Distributed ID Generation Solutions

Using auto-increment primary keys from traditional databases as ID for distributed systems can be inefficient and vulnerable to being predicted and analyzed.

Nowadays, distributed systems require unique global identifiers; it is an essential task in distributed computing with growing internet usage.

Requirement #

Functional Requirement #

id should be globally unique
low latency
each node can generate id independently

Nice to have features #

monotonicity (sortable by time)
unpredictable
high availability. Since an ID generator is a mission-critical system, it must be highly available.

Overview #

Designing a distributed ID generation scheme can be divided into two steps

Generate the binary ID, usually selected from pseudo-random numbers, time, and node ID.
Convert the binary ID into a human-readable and easily transmittable string text.

Binary ID Generation #

1. PRNG (pseudo random number generator) #

UUID v4 (128 bit)
Nano ID (no standard length)

	random number (bits)	total (bits)
UUID v4	122	128
Nano ID	126	126

UUID [2] #

UUIDv4 consists of 128 bits, which are typically represented as 32 hexadecimal characters in the following format: xxxxxxxx-xxxx-4xxx-yxxx-xxxxxxxxxxxx, where the digit "4" in the third group signifies the version (i.e., UUIDv4) and the digit "y" in the fourth group specifies the variant.

Pros #

Generating UUID is simple. No coordination between servers is needed so there will not be any synchronization issues.
The system is easy to scale because each web server is responsible for generating IDs they consume. ID generator can easily scale with web servers.

Cons #

IDs are 128 bits long, but our requirement is 64 bits.
IDs do not go up with time.
IDs could be non-numeric.

Chance of duplicate ID

With the sheer number of possible combinations (2^128), it would be almost impossible to generate a duplicate unless you are generating trillions of IDs every second, for many years.

Nano ID [3] #

A tiny, secure, URL-friendly, unique string ID generator. Small. 130 bytes (minified and gzipped). No dependencies. Size Limit controls the size. Safe. It uses hardware random generator. Can be used in clusters. Short IDs. It uses a larger alphabet than UUID (A-Za-z0-9_-). So ID size was reduced from 36 to 21 symbols. Portable. Nano ID was ported to 20 programming languages.

2. Timestamp + PRNG #

	timestamp (bits)	random number (bits)	total (bits)
ULID	48	80	128
KSUID	32	128	160

ULID [4] #

128-bit compatibility with UUID
Lexicographically sortable!
- timestamp: UNIX-time in milliseconds
No special characters (URL safe)
Monotonic sort order (correctly detects and handles the same millisecond)

KSUID [4] #

There are numerous methods for generating unique identifiers, so why KSUID?
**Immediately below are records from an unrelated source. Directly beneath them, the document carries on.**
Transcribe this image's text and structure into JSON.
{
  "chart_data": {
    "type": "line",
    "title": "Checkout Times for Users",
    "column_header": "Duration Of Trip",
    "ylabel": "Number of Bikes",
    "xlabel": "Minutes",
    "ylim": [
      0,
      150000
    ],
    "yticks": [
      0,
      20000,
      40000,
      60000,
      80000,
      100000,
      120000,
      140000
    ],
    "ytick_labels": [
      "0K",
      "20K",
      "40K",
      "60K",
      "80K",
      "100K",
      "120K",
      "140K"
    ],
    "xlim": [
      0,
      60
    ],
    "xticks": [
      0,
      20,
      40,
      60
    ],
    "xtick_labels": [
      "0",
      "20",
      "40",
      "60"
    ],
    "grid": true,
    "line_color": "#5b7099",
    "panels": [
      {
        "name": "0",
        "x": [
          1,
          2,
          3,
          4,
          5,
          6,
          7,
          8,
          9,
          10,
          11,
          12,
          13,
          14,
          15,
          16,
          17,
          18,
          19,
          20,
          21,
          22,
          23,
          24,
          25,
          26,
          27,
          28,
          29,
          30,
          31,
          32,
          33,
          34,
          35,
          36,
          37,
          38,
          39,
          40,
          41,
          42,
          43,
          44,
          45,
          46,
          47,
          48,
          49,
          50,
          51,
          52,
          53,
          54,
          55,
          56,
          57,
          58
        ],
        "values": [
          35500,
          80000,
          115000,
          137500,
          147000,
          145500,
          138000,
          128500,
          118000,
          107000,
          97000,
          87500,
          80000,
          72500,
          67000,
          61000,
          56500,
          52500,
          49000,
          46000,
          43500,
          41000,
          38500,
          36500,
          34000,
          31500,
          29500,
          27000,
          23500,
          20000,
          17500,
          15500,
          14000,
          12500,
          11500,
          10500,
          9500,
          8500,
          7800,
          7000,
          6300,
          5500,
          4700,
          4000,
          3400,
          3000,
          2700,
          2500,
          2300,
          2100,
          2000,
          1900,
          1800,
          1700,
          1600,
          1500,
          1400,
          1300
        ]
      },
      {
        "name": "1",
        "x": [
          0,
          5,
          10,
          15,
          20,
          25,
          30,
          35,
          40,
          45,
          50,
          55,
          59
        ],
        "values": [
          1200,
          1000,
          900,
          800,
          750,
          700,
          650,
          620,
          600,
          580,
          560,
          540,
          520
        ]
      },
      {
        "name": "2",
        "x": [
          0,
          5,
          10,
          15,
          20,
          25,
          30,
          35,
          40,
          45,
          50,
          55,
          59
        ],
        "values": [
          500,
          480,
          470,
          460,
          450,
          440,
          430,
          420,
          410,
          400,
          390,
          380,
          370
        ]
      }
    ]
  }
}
Naturally ordered by generation time

Collision-free, coordination-free, dependency-free

Highly portable representations

3. Timestamp + Node ID + Monotonic Counter #

	timestamp (bits)	Node Id (bits)	Process Id (bits)	Counter (bits)	total (bits)
Snowflake ID	41	10	-	12	64
MongoDB ObjectID	32	24	16	24	96

id is unique across different node and process
counter ensure the uniqueness on same process of same node

Security Concern #

since the structure of id, the entropy of id is quite small, which means easy to predict.
It is dangerous through IDOR

Snowflake ID [6] #

timestamp: Epoch in milliseconds precision
- That gives us 69 years with respect to a custom epoch.
Node ID: 10 bits, this gives us 1024 nodes/machines.
Local counter: 12 bits, The counter’s max value would be 4095.

MongoDB ObjectID [7] #

The object ID is generated by the MongoDB driver instead of the database.
The 12-byte ObjectId consists of:
- A 4-byte timestamp, representing the ObjectId's creation, measured in seconds since the Unix epoch.
- A 5-byte random value generated once per process. This random value is unique to the machine and process.
- A 3-byte incrementing counter, initialized to a random value.